NEW WINE, NEW WINESKINS
...new wine must be poured into new wineskins (Luke 5:38).
From time to time every church faces the challenge of change. As our mission-target changes we must change or lose the chance to reach them. As we ponder the past and face the future we need the guidance of this passage of Scripture.
1. New wine demands new wineskins.
In Jesus’ time and place wine was usually kept in wineskins—the skins of animals, sheep or goats usually. Leather dries and cracks with age. The grape juice poured into the skin-containers would ferment. The force of this expansion would split the skins if they were no longer supple and strong.

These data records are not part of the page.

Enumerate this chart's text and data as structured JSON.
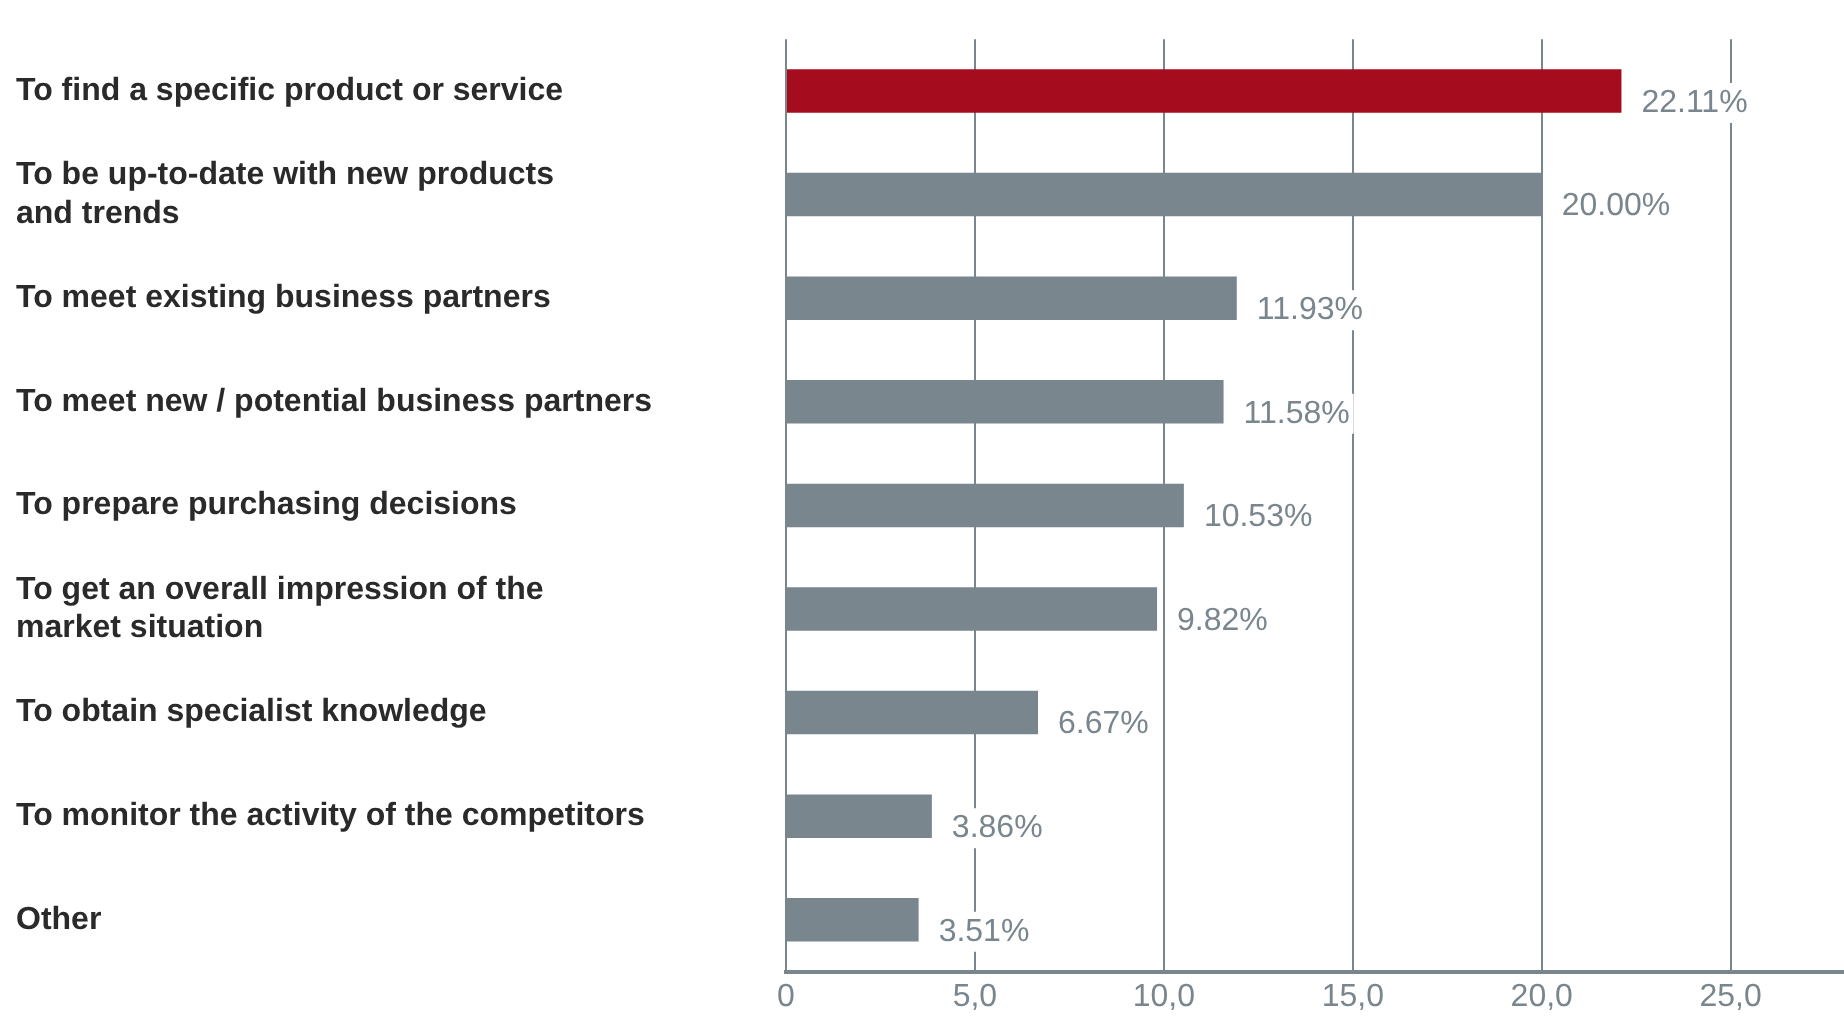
{
  "chart_data": {
    "type": "bar",
    "orientation": "horizontal",
    "categories": [
      "To find a specific product or service",
      "To be up-to-date with new products\nand trends",
      "To meet existing business partners",
      "To meet new / potential business partners",
      "To prepare purchasing decisions",
      "To get an overall impression of the\nmarket situation",
      "To obtain specialist knowledge",
      "To monitor the activity of the competitors",
      "Other"
    ],
    "values": [
      22.11,
      20.0,
      11.93,
      11.58,
      10.53,
      9.82,
      6.67,
      3.86,
      3.51
    ],
    "colors": [
      "#a50d1e",
      "#7a868e",
      "#7a868e",
      "#7a868e",
      "#7a868e",
      "#7a868e",
      "#7a868e",
      "#7a868e",
      "#7a868e"
    ],
    "value_labels": [
      "22.11%",
      "20.00%",
      "11.93%",
      "11.58%",
      "10.53%",
      "9.82%",
      "6.67%",
      "3.86%",
      "3.51%"
    ],
    "xlim": [
      0,
      28
    ],
    "xticks": [
      0,
      {
        "value": 5,
        "label": "5,0"
      },
      {
        "value": 10,
        "label": "10,0"
      },
      {
        "value": 15,
        "label": "15,0"
      },
      {
        "value": 20,
        "label": "20,0"
      },
      {
        "value": 25,
        "label": "25,0"
      }
    ],
    "grid": "x",
    "legend": false
  }
}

Jesus was criticized because His disciples were not living and working by the patterns of the disciples made by John the Baptist or by the Pharisees. He said, in effect, “I have given them new life. It must be contained and expressed in new ways. Your traditions cannot withstand the pressure of what I am giving and what I am doing.” New wine demands new wineskins or it will be lost.
We don’t make changes just for the sake of changing. Novelty is not our God. We don’t change the wineskins because they are old. We change them because the wine is new. The wine improves with age, the wineskins do not. The wine is essential; the skins are expendable. What matters is the life that Jesus gives, the work that He is doing—and not the forms in which that life and work are shaped or expressed.
2. New wineskins demand death.
It took death to produce the wine—the grapes were picked and pressed.
It took death to produce the wineskins—the animals were killed.
It took the death of Jesus to provide our spiritual life. If that life is to expand, to develop, to become a blessing to others, we must die to our wills so that the will of the Lord may be done. We must die to our desires, to our ambitions, to our traditions—to everything that would keep the church from being robbed of its power to minister effectively and redemptively to the present time.
We cannot serve the present if we are prisoners to the past. To cling to the past is to paralyze the present. To paralyze the present is to forfeit the future. We must allow the Lord, the One who gives life, to guide us in deciding and executing the changes by which that life is best preserved, developed and made available for the benefit of others.
Let Jesus be Lord. He is the founder and builder of the church. His Spirit will guide us in discerning and doing His will—and we will neither lose the wine nor ruin the wineskins.